For purposes of the new rule, a prescription means “a written or electronic order for a medicine or drug that meets the legal requirements of a prescription in the state in which the medical expense is incurred and that is issued by an individual who is legally authorized to issue a prescription in that state.”

It should be noted that the new rule is inapplicable to items that are not medicines or drugs, including equipment (e.g., crutches), supplies (e.g., bandages), and diagnostic devices (e.g., blood sugar test kits). These items will continue to qualify if they otherwise meet the definition of medical care, which includes expenses for the diagnosis, cure, mitigation, treatment, or prevention of disease, or for the purpose of affecting any structure or function of the body.

In light of these new requirements, patients are certain to be increasingly seeking reimbursement for over the counter medications and thereby, physicians should be prepared for a dramatic increase in the number of “prescriptions” they are asked to issue.
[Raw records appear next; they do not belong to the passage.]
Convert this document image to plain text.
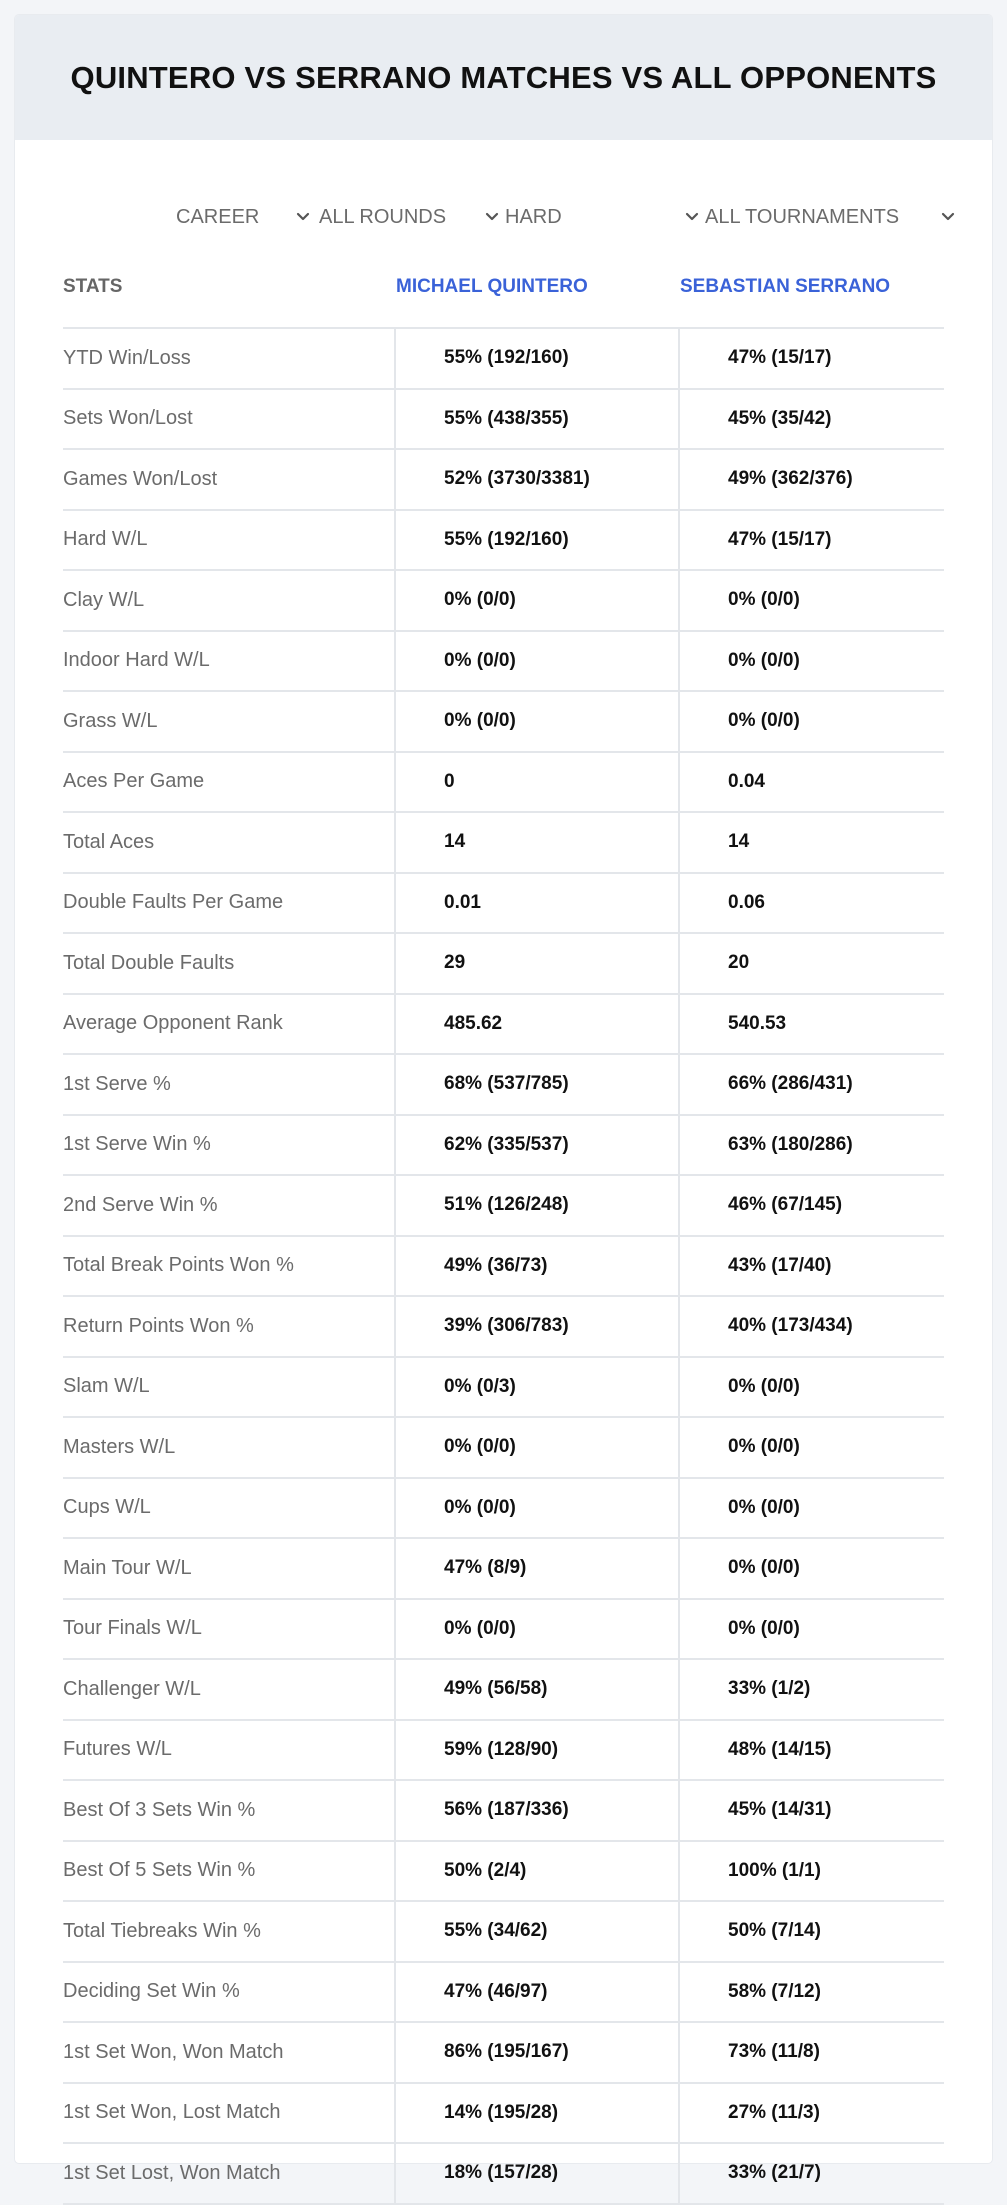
QUINTERO VS SERRANO MATCHES VS ALL OPPONENTS
CAREER	ALL ROUNDS	HARD	ALL TOURNAMENTS
STATS	MICHAEL QUINTERO	SEBASTIAN SERRANO
YTD Win/Loss	55% (192/160)	47% (15/17)
Sets Won/Lost	55% (438/355)	45% (35/42)
Games Won/Lost	52% (3730/3381)	49% (362/376)
Hard W/L	55% (192/160)	47% (15/17)
Clay W/L	0% (0/0)	0% (0/0)
Indoor Hard W/L	0% (0/0)	0% (0/0)
Grass W/L	0% (0/0)	0% (0/0)
Aces Per Game	0	0.04
Total Aces	14	14
Double Faults Per Game	0.01	0.06
Total Double Faults	29	20
Average Opponent Rank	485.62	540.53
1st Serve %	68% (537/785)	66% (286/431)
1st Serve Win %	62% (335/537)	63% (180/286)
2nd Serve Win %	51% (126/248)	46% (67/145)
Total Break Points Won %	49% (36/73)	43% (17/40)
Return Points Won %	39% (306/783)	40% (173/434)
Slam W/L	0% (0/3)	0% (0/0)
Masters W/L	0% (0/0)	0% (0/0)
Cups W/L	0% (0/0)	0% (0/0)
Main Tour W/L	47% (8/9)	0% (0/0)
Tour Finals W/L	0% (0/0)	0% (0/0)
Challenger W/L	49% (56/58)	33% (1/2)
Futures W/L	59% (128/90)	48% (14/15)
Best Of 3 Sets Win %	56% (187/336)	45% (14/31)
Best Of 5 Sets Win %	50% (2/4)	100% (1/1)
Total Tiebreaks Win %	55% (34/62)	50% (7/14)
Deciding Set Win %	47% (46/97)	58% (7/12)
1st Set Won, Won Match	86% (195/167)	73% (11/8)
1st Set Won, Lost Match	14% (195/28)	27% (11/3)
1st Set Lost, Won Match	18% (157/28)	33% (21/7)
However, before simply issuing such documents as “claim documents” or “reimbursement forms,” physicians and medical practices should consider the liability concerns for issuing what will still be a prescription – and thereby intended to treat a known medical condition ‐ without having first fully examined the patient and properly documenting the propriety and medical necessity of that “prescription.” Further, an additional problem may well arise when an established patient seeks numerous “OTC prescriptions” to be written and yet is also already taking other medications. Such a situation clearly requires the prescribing physician to assess the possible interaction of all the drugs (both OTC and non‐OTC) which the physician is now "prescribing" for the patient.

Moreover, those physicians who are contemplating charging for the initial prescription may well face later regulatory problems. A physician cannot write a prescription without examining and evaluating the patient (unless it's an established patient and the physician reasonably believes a new examination is not required to write a new prescription). So in many cases, if a physician wants to charge for writing the initial prescription, it is anticipated that such a charge would be in addition to the office visit fee – yet, if a patient complains, such a combination of fees may well be later viewed as "excessive." Therefore, as a result of this new rule, it is anticipated that both new and established patients will want to come in once a year (i.e., now) and have as many of their OTC prescriptions written at that office visit as possible, with as many refills authorized as possible. In fact, some practices are already charging patients (having provided advance notice of such a policy) for writing prescription refills in between visits to incentivize patients to follow such a “once a year” protocol.

Looking ahead, every physician and practice should be strongly cautioned not to casually “back‐ date”, “re‐write” or “post‐date” prescriptions in order to ease the burdens imposed upon the practice by passage of these new rules. Whatever later issues may arise, the falsification of a prescription, whether for OTC or non‐OTC medications, will take greater precedence and pose a far greater threat to the practice than any underlying or originating issue.